Immer in Übung für die Katastrophe
Noch stärker gefährdet ist Japan, vor allem der Großraum Tokio mit seinen 33 Millionen Einwohnern. Darunter stoßen mit der pazifischen, der eurasischen und der philippinischen gleich drei Erdplatten zusammen. Über hundert kleinere Erschütterungen pro Jahr sind keine Seltenheit. Schon von Kindesbeinen an werden die Einwohner mit Übungen auf die jederzeit mögliche große Katastrophe vorbereitet. Die trat zuletzt im September 1923 ein: Das sogenannte Kanto-Beben zerstörte große Teile von Tokio und dem benachbarten Yokohama. 140.000 Menschen kamen damals ums Leben.
Gerade die Tatsache, daß das Kanto-Beben nun schon geraume Zeit zurückliegt, bereitet den Experten Sorgen. Denn je länger die Pause ist, desto wahrscheinlicher ist das nächste schwere Beben. Tokio ist eine riesige Erdbeben-Zielscheibe, sagt Janos Bogardi von den Vereinten Nationen. Die Frage ist nicht, ob das große Beben kommt, sondern wann. Zur Beunruhigung trug im vergangenen Jahr auch das Ergebnis einer internationalen Forschergruppe bei: Sie stellte fest, daß der Erdbebenherd unter Tokio wesentlich dichter unter der Oberfläche liegt als zuvor angenommen (Science v. 15. Juli 2005).

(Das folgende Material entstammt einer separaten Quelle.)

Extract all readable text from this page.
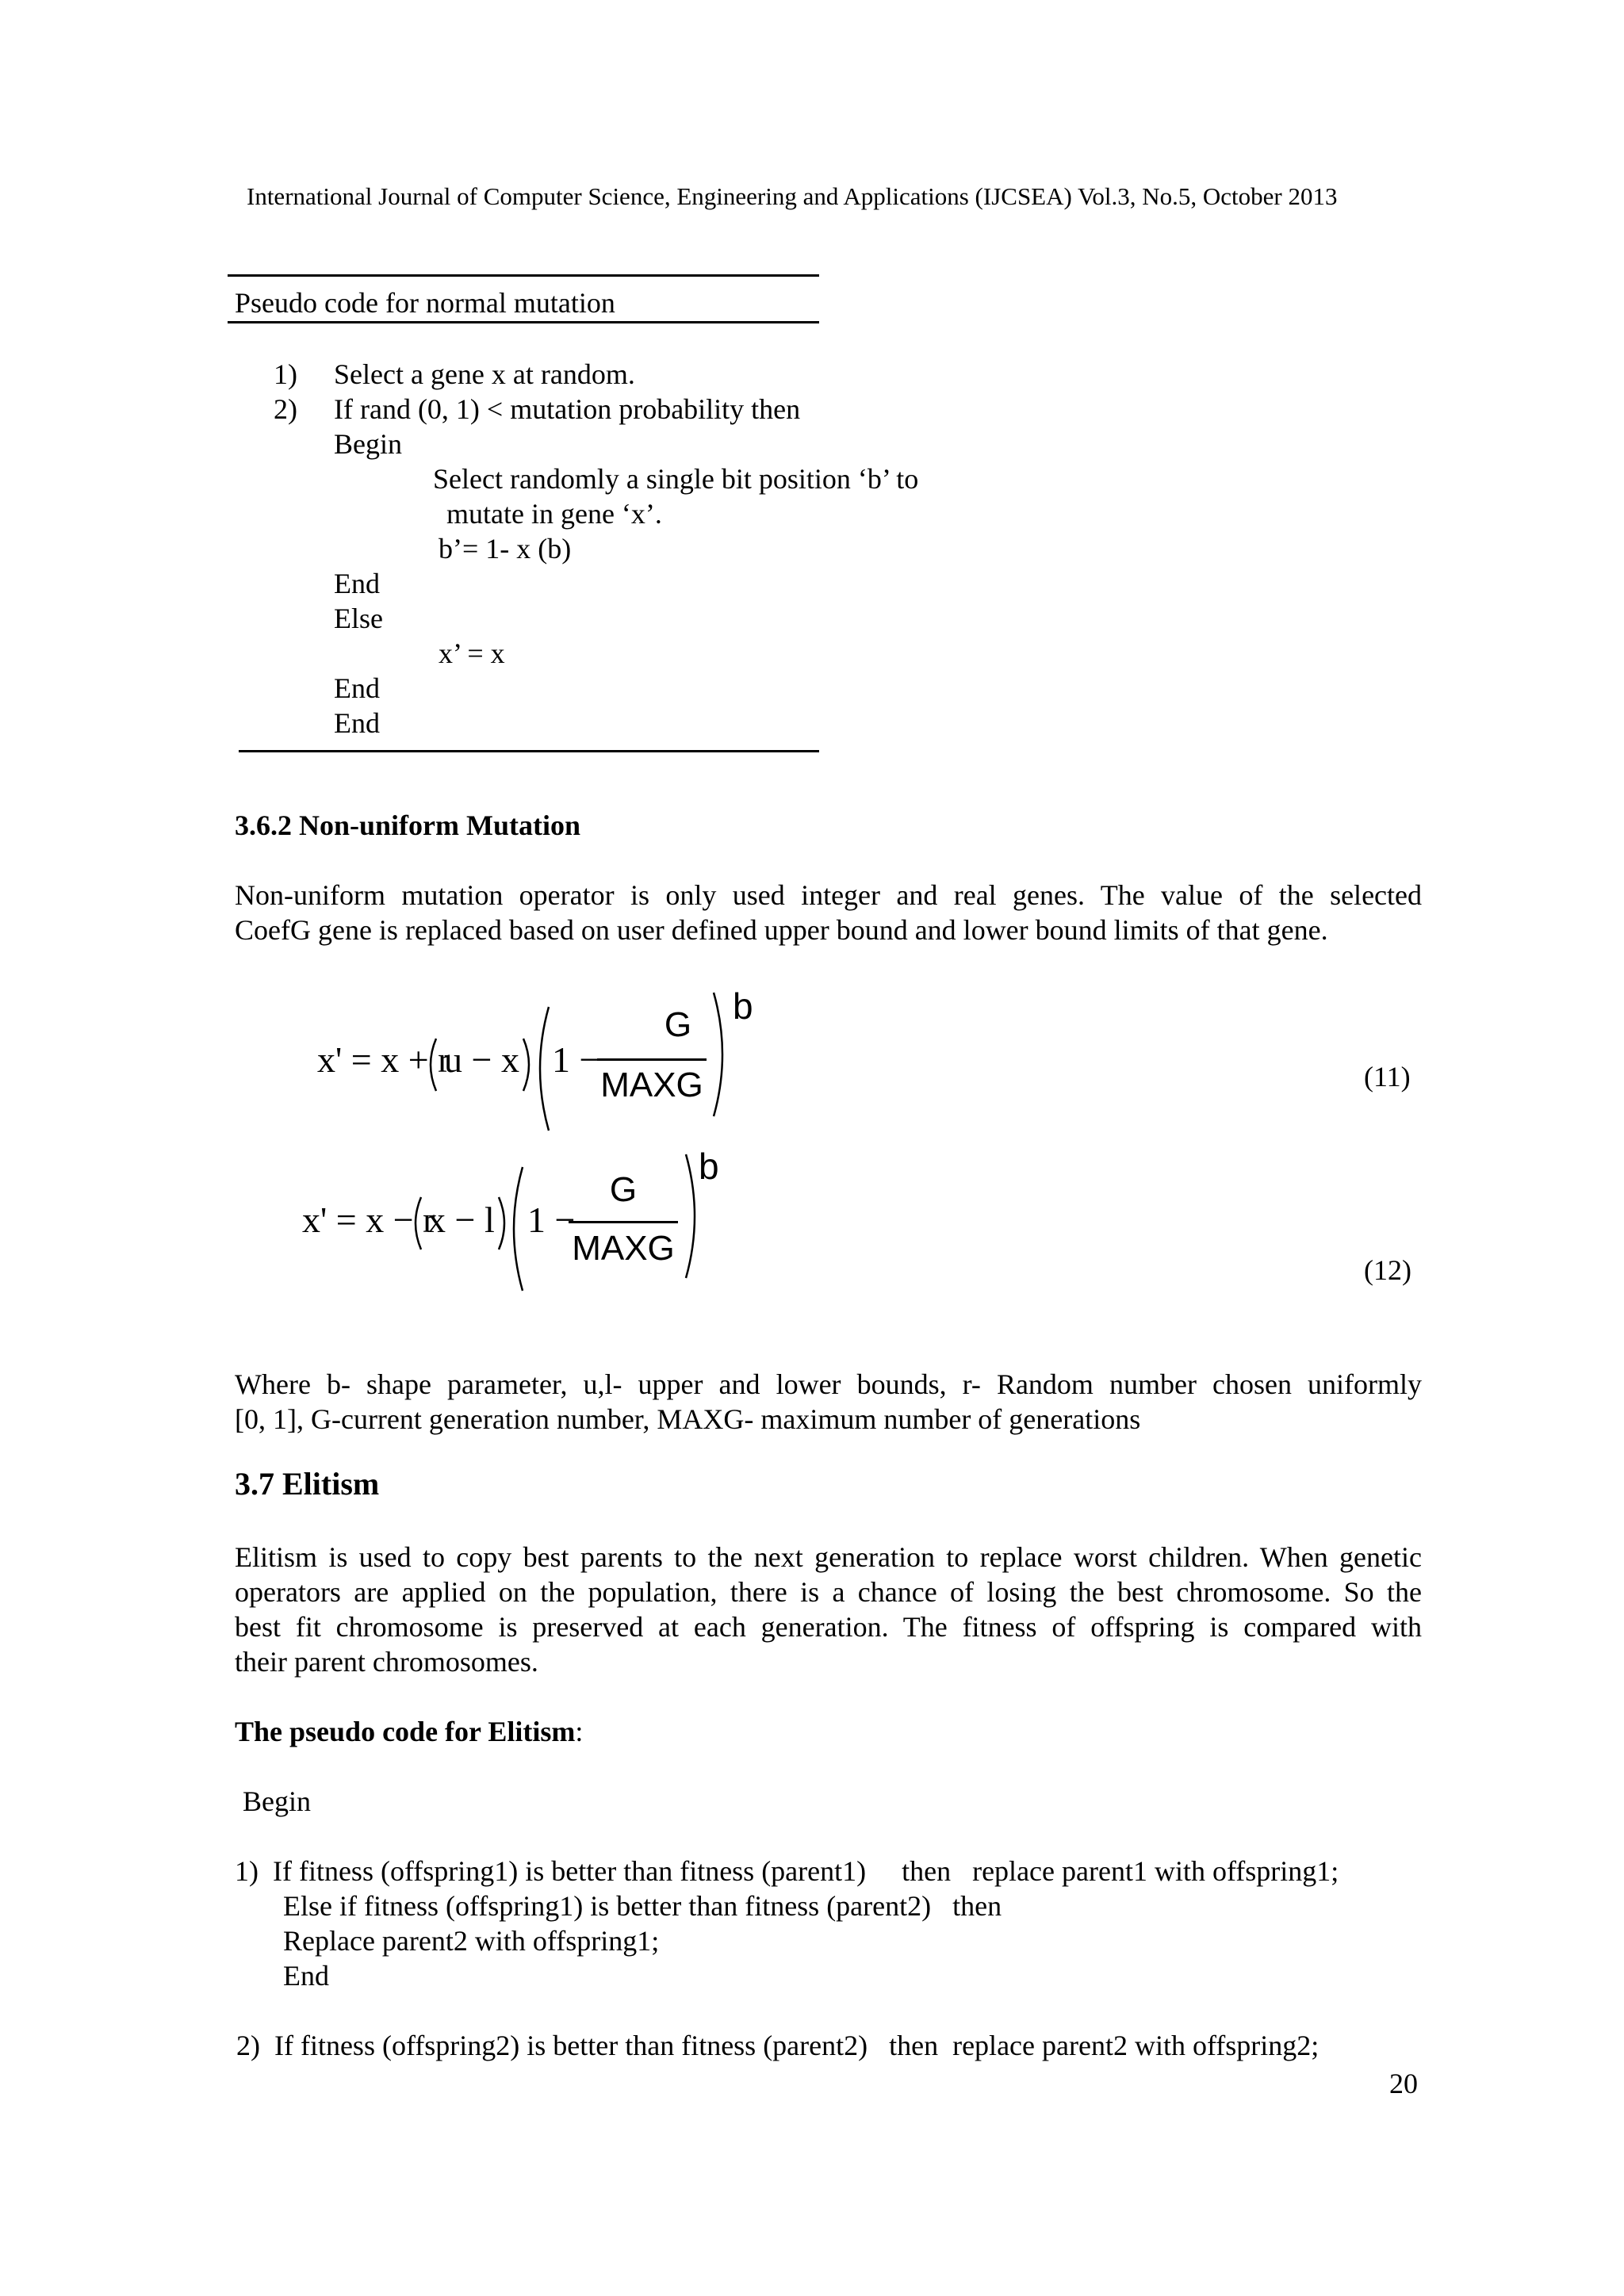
International Journal of Computer Science, Engineering and Applications (IJCSEA) Vol.3, No.5, October 2013
Pseudo code for normal mutation
1) Select a gene x at random.
2) If rand (0, 1) < mutation probability then
Begin
Select randomly a single bit position ‘b’ to
mutate in gene ‘x’.
b’= 1- x (b)
End
Else
x’ = x
End
End
3.6.2 Non-uniform Mutation
Non-uniform mutation operator is only used integer and real genes. The value of the selected
CoefG gene is replaced based on user defined upper bound and lower bound limits of that gene.
x' = x + r
u − x 1 −
G
MAXG
b
(11)
x' = x − r
x − l 1 −
G
MAXG
b
(12)
Where b- shape parameter, u,l- upper and lower bounds, r- Random number chosen uniformly
[0, 1], G-current generation number, MAXG- maximum number of generations
3.7 Elitism
Elitism is used to copy best parents to the next generation to replace worst children. When genetic
operators are applied on the population, there is a chance of losing the best chromosome. So the
best fit chromosome is preserved at each generation. The fitness of offspring is compared with
their parent chromosomes.
The pseudo code for Elitism:
Begin
1)  If fitness (offspring1) is better than fitness (parent1)     then   replace parent1 with offspring1;
Else if fitness (offspring1) is better than fitness (parent2)   then
Replace parent2 with offspring1;
End
2)  If fitness (offspring2) is better than fitness (parent2)   then  replace parent2 with offspring2;
20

Höchstgefährdete Stadt auf dem Planeten
Die Münchener Rückversicherungsgesellschaft führt Tokio in einem Naturgefahren-Risikoindex folgerichtig als einsamen Spitzenreiter. Tokio kommt bei einem Produkt aus den Faktoren Gefährdung, Schadensanfälligkeit und vorhandene Werte auf die Punktzahl 710. Erst weit dahinter folgt San Francisco mit 167. Bei Tokio handelt es sich gleichzeitig um die größte Wertekonzentration und die höchstgefährdete Stadt auf dem Planeten, sagt Peter Höppe von der Münchener Rück. Was die Schadensanfälligkeit, zum Beispiel die Unsicherheit von Bauwerken, betrifft, gibt es allerdings Städte in wesentlich schlechterem Zustand. Ein Erdbeben in Iran oder in Kaschmir verursacht wegen baulicher Mängel viel höhere Schäden als ein Beben mit der gleichen Stärke in Japan oder Kalifornien, sagt Janos Bogardi.
Das schwere Beben vom Dezember 2003 in der iranischen Stadt Bam ist ein Beispiel dafür, wie Naturkatastrophen möglicherweise in Zukunft verstärkt Standortentscheidungen beeinflussen werden. Aufgrund der über 30.000 Toten gibt es im Nationalen Sicherheitsrat Irans Überlegungen, zumindest Teile der ebenfalls stark erdbebengefährdeten Hauptstadt Teheran in geologisch ruhigere Regionen zu verlegen.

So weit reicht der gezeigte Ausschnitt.